3 tablespoon
Cornstarch
¼ cup
Shredded Coconut
(Contains: Tree Nuts)
3 unit
Coconut Milk
(Contains: Tree Nuts)
1 tablespoon
Brown Sugar
8 ounce
Pineapple
5.5 tablespoon (tbsp)
Sugar
teaspoon (tsp)
Salt
teaspoon (tsp)
Black Pepper
Spray an 8-inch-by-8-inch baking dish with nonstick cooking spray. Shake coconut milk in container.
In a small pot, whisk together coconut milk and 5 TBSP sugar. Bring to a boil over medium-high heat, whisking occasionally and breaking us any clumps of coconut milk. Reduce heat to low and bring mixture to a low boil
Meanwhile, in a small bowl, whisk together cornstarch, and 1/4 cup water.
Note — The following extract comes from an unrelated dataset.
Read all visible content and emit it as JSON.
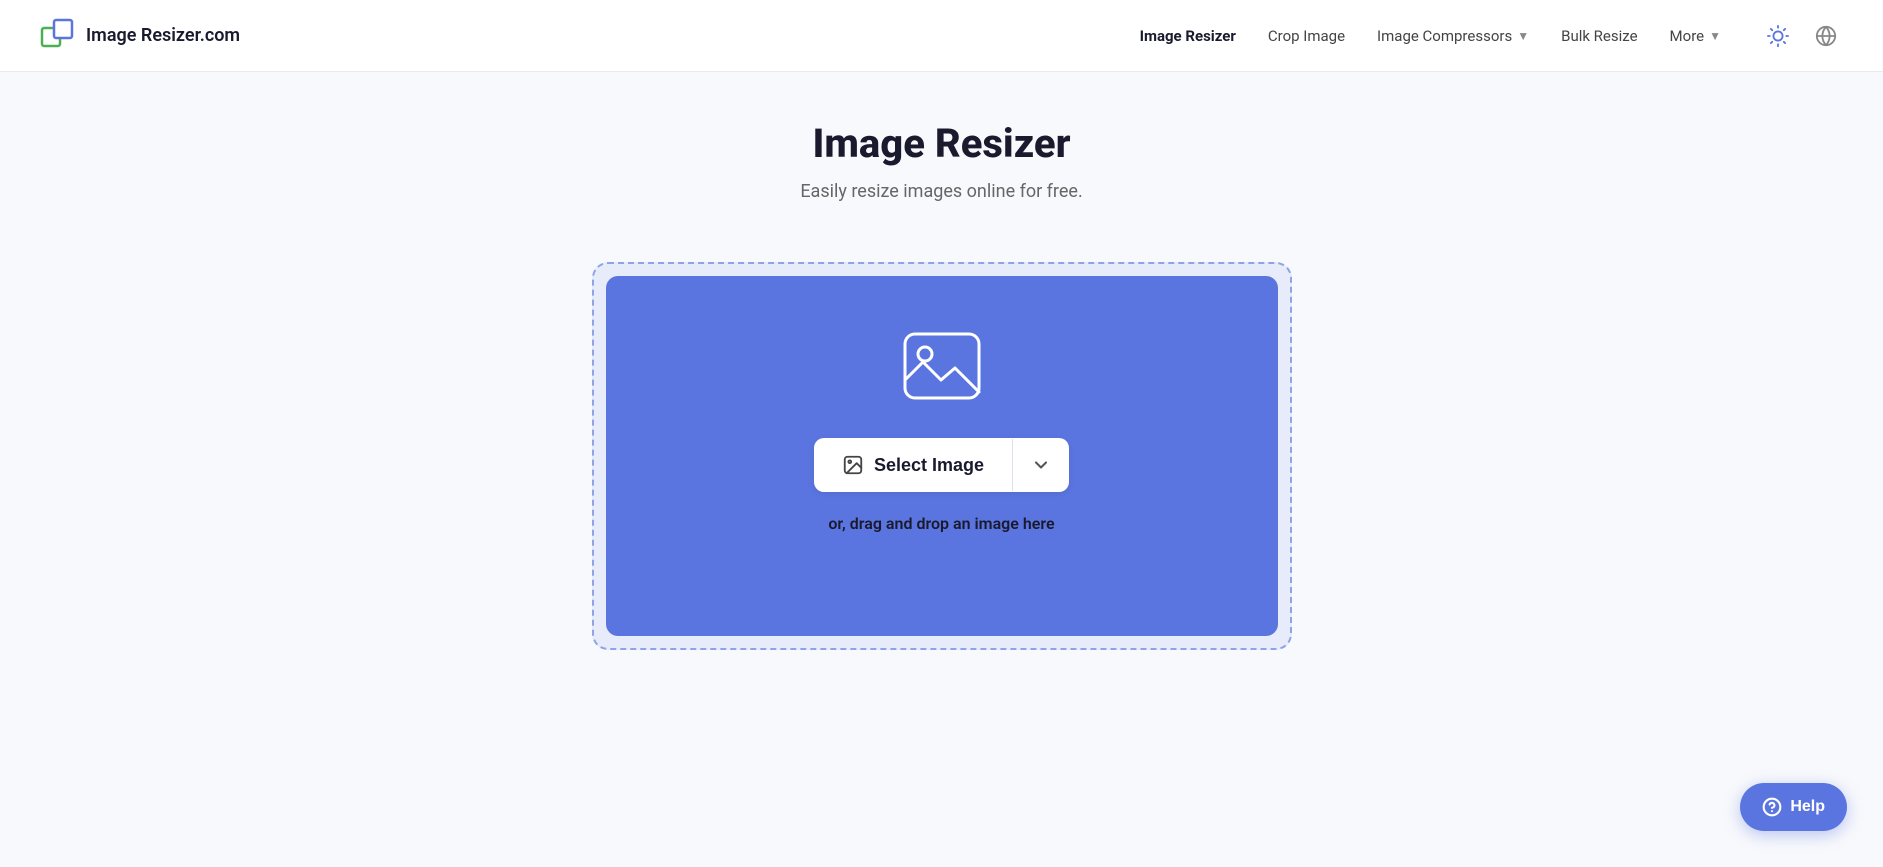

Slowly whisk cornstarch mixture into coconut mixture. Continue to cook, whisking constantly, until mixture becomes very thick, 2-3 minutes. Mixture will thicken before the 2 minute mark, but should simmer for a few minutes longer to cook the starch.
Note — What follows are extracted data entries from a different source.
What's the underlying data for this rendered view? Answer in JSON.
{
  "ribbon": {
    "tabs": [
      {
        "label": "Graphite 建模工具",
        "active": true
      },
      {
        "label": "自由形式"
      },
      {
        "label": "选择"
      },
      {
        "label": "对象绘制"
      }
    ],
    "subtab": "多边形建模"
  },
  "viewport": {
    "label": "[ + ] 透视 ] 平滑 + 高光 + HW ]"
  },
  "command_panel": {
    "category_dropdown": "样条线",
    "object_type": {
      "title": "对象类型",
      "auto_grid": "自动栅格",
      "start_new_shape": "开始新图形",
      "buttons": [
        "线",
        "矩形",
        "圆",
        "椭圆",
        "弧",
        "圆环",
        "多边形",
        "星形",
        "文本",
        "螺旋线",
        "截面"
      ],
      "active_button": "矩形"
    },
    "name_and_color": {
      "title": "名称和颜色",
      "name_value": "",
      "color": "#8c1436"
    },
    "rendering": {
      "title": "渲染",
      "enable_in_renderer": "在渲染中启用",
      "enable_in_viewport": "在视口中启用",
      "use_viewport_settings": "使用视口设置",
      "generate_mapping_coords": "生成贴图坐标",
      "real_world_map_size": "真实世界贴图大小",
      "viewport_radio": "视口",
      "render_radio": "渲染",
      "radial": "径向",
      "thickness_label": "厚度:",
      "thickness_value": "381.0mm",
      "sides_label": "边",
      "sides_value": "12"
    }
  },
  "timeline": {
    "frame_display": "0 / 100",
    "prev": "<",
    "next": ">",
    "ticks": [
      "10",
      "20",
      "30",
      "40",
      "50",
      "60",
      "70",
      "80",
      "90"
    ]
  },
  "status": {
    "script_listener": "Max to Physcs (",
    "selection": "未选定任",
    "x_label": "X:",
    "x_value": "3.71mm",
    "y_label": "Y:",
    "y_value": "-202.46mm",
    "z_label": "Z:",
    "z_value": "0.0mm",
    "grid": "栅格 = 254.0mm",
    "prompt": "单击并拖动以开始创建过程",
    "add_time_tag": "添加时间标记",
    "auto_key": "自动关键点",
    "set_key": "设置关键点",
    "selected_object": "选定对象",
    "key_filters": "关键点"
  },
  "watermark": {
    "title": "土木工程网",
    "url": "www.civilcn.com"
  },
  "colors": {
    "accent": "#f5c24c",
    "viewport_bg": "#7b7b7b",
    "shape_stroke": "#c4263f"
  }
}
Transfer pudding to prepared baking dish and set aside.
Heat a small dry pan over medium heat. Add coconut flakes, 1/2 TBSP sugar (1 TBSP for 4) and a pinch of salt. Cook, stirring occasionally, until golden brown and fragrant, 2-4 minutes.
Sprinkle toasted coconut over pudding evenly. Let Haupia cool in the fridge until fully set, 1-2 hours.
While Haupia cools, drain half the pineapple.
Heat pan used for coconut over medium-high heat. Add drained pineapple, remaining pineapple and it's liquid, and brown sugar. Cook, stirring occasionally, until liquid is reduced by half and pineapple is coated in syrup, 1-3 minutes.
When Haupia is set, cut into even cubes (We cut ours into 16 pieces.). Divide between bowls and serve with caramelized pineapple. TIP: Serving the cold pudding with hot pineapple topping is a nice treat!